A recent report from ITUC (International Trade Union Confederation) is an example of the pressure that trade unions are applying to global employers and it accuses them of relying on a “massive hidden workforce” in their supply chains. While it does call on national governments to play their role by implementing and enforcing labour standards, ITUC turns its sights on companies and demands greater supply chain transparency. For example, recommending that companies publish with whom they contract. In addition, it wants companies to inspect supplier sites for health and safety risks and end short-term contracts, low pay and barriers to collective bargaining in the supply chain.

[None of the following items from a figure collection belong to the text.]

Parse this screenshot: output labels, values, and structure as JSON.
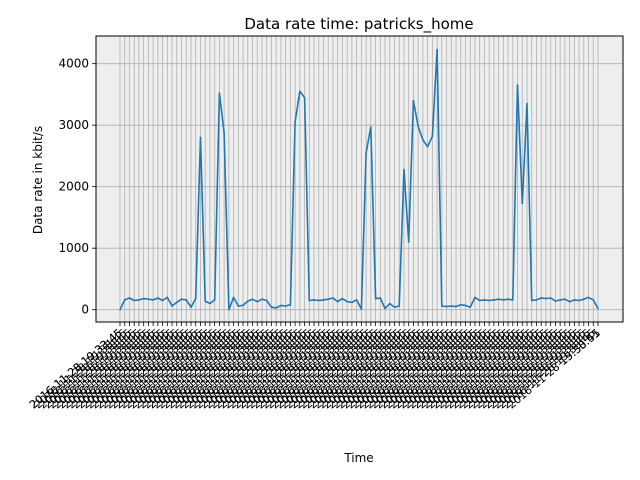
{
  "chart_data": {
    "type": "line",
    "title": "Data rate time: patricks_home",
    "xlabel": "Time",
    "ylabel": "Data rate in kbit/s",
    "ylim": [
      -200,
      4450
    ],
    "yticks": [
      0,
      1000,
      2000,
      3000,
      4000
    ],
    "grid": true,
    "background": "#eeeeee",
    "line_color": "#1f77b4",
    "x_tick_labels_note": "Unreadable overlapping timestamp labels rotated 45 degrees",
    "x_tick_labels_visible": [
      "2016-11-28 19:33:45",
      "15:30:51"
    ],
    "series": [
      {
        "values": [
          0,
          160,
          190,
          150,
          160,
          180,
          170,
          160,
          190,
          150,
          200,
          60,
          120,
          170,
          160,
          40,
          180,
          2800,
          140,
          100,
          160,
          3520,
          2880,
          0,
          200,
          60,
          70,
          140,
          170,
          130,
          170,
          150,
          40,
          30,
          70,
          60,
          80,
          3050,
          3550,
          3450,
          150,
          160,
          150,
          160,
          170,
          190,
          130,
          180,
          130,
          120,
          160,
          10,
          2550,
          2970,
          180,
          190,
          20,
          100,
          40,
          60,
          2280,
          1100,
          3400,
          2980,
          2760,
          2650,
          2820,
          4230,
          60,
          50,
          60,
          50,
          80,
          70,
          40,
          200,
          150,
          160,
          150,
          160,
          170,
          160,
          170,
          160,
          3650,
          1730,
          3350,
          150,
          160,
          190,
          180,
          190,
          140,
          160,
          170,
          130,
          160,
          150,
          170,
          200,
          160,
          20
        ]
      }
    ]
  }
}
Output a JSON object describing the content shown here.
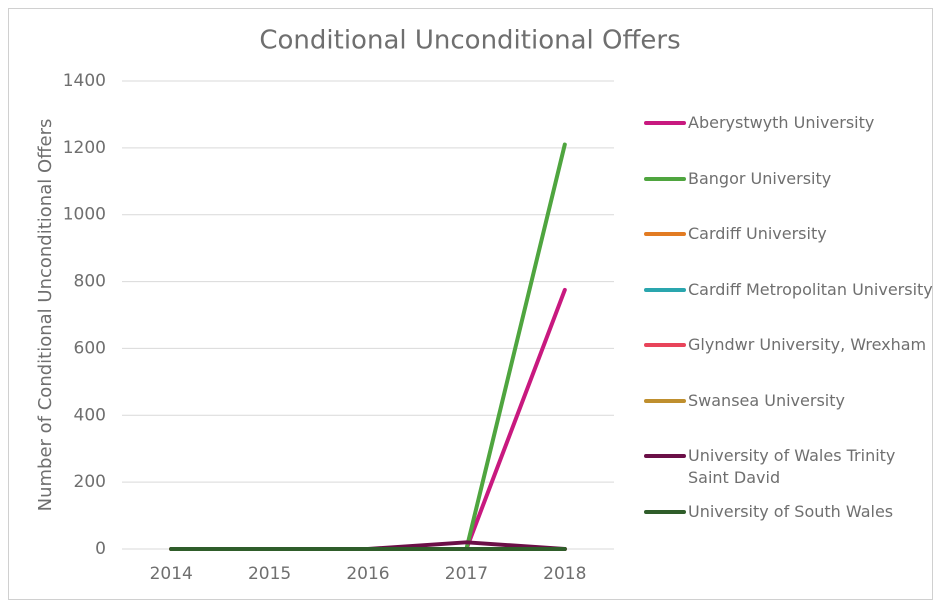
{
  "chart_data": {
    "type": "line",
    "title": "Conditional Unconditional Offers",
    "y_label": "Number of Conditional Unconditional Offers",
    "categories": [
      "2014",
      "2015",
      "2016",
      "2017",
      "2018"
    ],
    "series": [
      {
        "name": "Aberystwyth University",
        "color": "#c8197f",
        "values": [
          0,
          0,
          0,
          0,
          775
        ]
      },
      {
        "name": "Bangor University",
        "color": "#4fa53f",
        "values": [
          0,
          0,
          0,
          0,
          1210
        ]
      },
      {
        "name": "Cardiff University",
        "color": "#e27b22",
        "values": [
          0,
          0,
          0,
          0,
          0
        ]
      },
      {
        "name": "Cardiff Metropolitan University",
        "color": "#2aa6ae",
        "values": [
          0,
          0,
          0,
          0,
          0
        ]
      },
      {
        "name": "Glyndwr University, Wrexham",
        "color": "#e8445a",
        "values": [
          0,
          0,
          0,
          0,
          0
        ]
      },
      {
        "name": "Swansea University",
        "color": "#bf8f2e",
        "values": [
          0,
          0,
          0,
          0,
          0
        ]
      },
      {
        "name": "University of Wales Trinity Saint David",
        "color": "#6b0f47",
        "values": [
          0,
          0,
          0,
          20,
          0
        ]
      },
      {
        "name": "University of South Wales",
        "color": "#2f5d2a",
        "values": [
          0,
          0,
          0,
          0,
          0
        ]
      }
    ],
    "ylim": [
      0,
      1400
    ],
    "yticks": [
      0,
      200,
      400,
      600,
      800,
      1000,
      1200,
      1400
    ],
    "grid": true,
    "legend": "right"
  }
}
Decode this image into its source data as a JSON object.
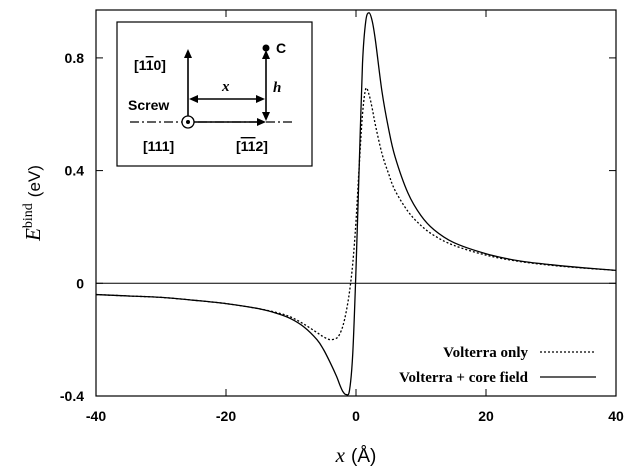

Faced with such pressure, global companies will inevitably need to prioritise their response, given that resources are finite and their influence inevitably decreases beyond tier one in their supply chain. The UN Guiding Principles for Business and Human Rights states that businesses, when having to prioritise, should to be guided by the severity of the human rights risks. How companies respond to problems in their supply chains will also by driven by their size, resources, the leverage they can exercise over suppliers, the importance of the supplier (or sub-supplier) and whether terminating a supplier could have knock-on harm to the workers. The more complex the situation, the more companies need to draw on expert advice in deciding how to respond.
Our Geneva conference, on 21-22 June 2016, will consider these issues and how employers are responding with company case studies. Click here for more information on ‘International labour issues - Human rights: ‘soft’ law with hard edges’
Information and consultation duties in the EU: change postponed?
Last summer, the EU Commission consulted the Social Partners (EU level representatives of both sides of industry) on strengthening existing EU legislation on worker information and consultation. Three Directives (the TUPE, collective redundancies and information and consultation of workers Directives) are under scrutiny following an earlier review which highlighted some shortcomings and gaps in the definitions of 'information' and 'consultation' across the Directives. Of particular concern to employers is a proposal to introduce stricter obligations to inform and consult by adopting those definitions found in the EWC Directive. Such a move could result in delays to business restructuring and other business change, as well as the potential for more litigation and an increased risk of leaks of market sensitive confidential information.
The Social Partners objected to the Commission’s consultation, for different reasons. Subsequently, the Commission published its work plan for 2016 and there is no mention of the information and consultation initiative. This might mean that the proposal has been postponed or is being reformulated, due to opposition. However, it should be noted that the Council has stated that “simplification of EU legislation on information and consultation of workers” remains a priority over the next 18 months. As such, it would be premature to assume that the threat of change has gone away. For further information on the Commission’s consultation, read our briefing.
The state of European Works Councils: key statistics
The European Trade Union Institute (ETUI - partly funded by the EU and the research arm of the European Trade Union Confederation) released some statistics on the current state of European Works Councils (EWC). Given that the EU Commission must review the operation of the EWC Directive this year, resulting in inevitable trade union calls to strengthen the content and timing of transnational employee consultation, these statistics will no doubt form part of the debate.
The research suggests that there are currently 1071 active EWCs, with 25 new EWCs being established annually over the last five years. It is interesting to note that 39% of EWCs are so-called Article 13 agreements, meaning that they are some of the oldest, voluntary agreements, operating largely outside the EWC Directive. The overwhelming majority of EWCs have a select committee and less than one in ten have competences extending beyond information and consultation. In 40% of EWCs, representatives of European Trade Union Federations are allowed to attend meetings. One in five EWCs were established in German companies, followed by French and British. There are 151 US companies with EWCs, often choosing Germany or Britain as their legal base. Two thirds of all EWC bodies have a right to paid experts.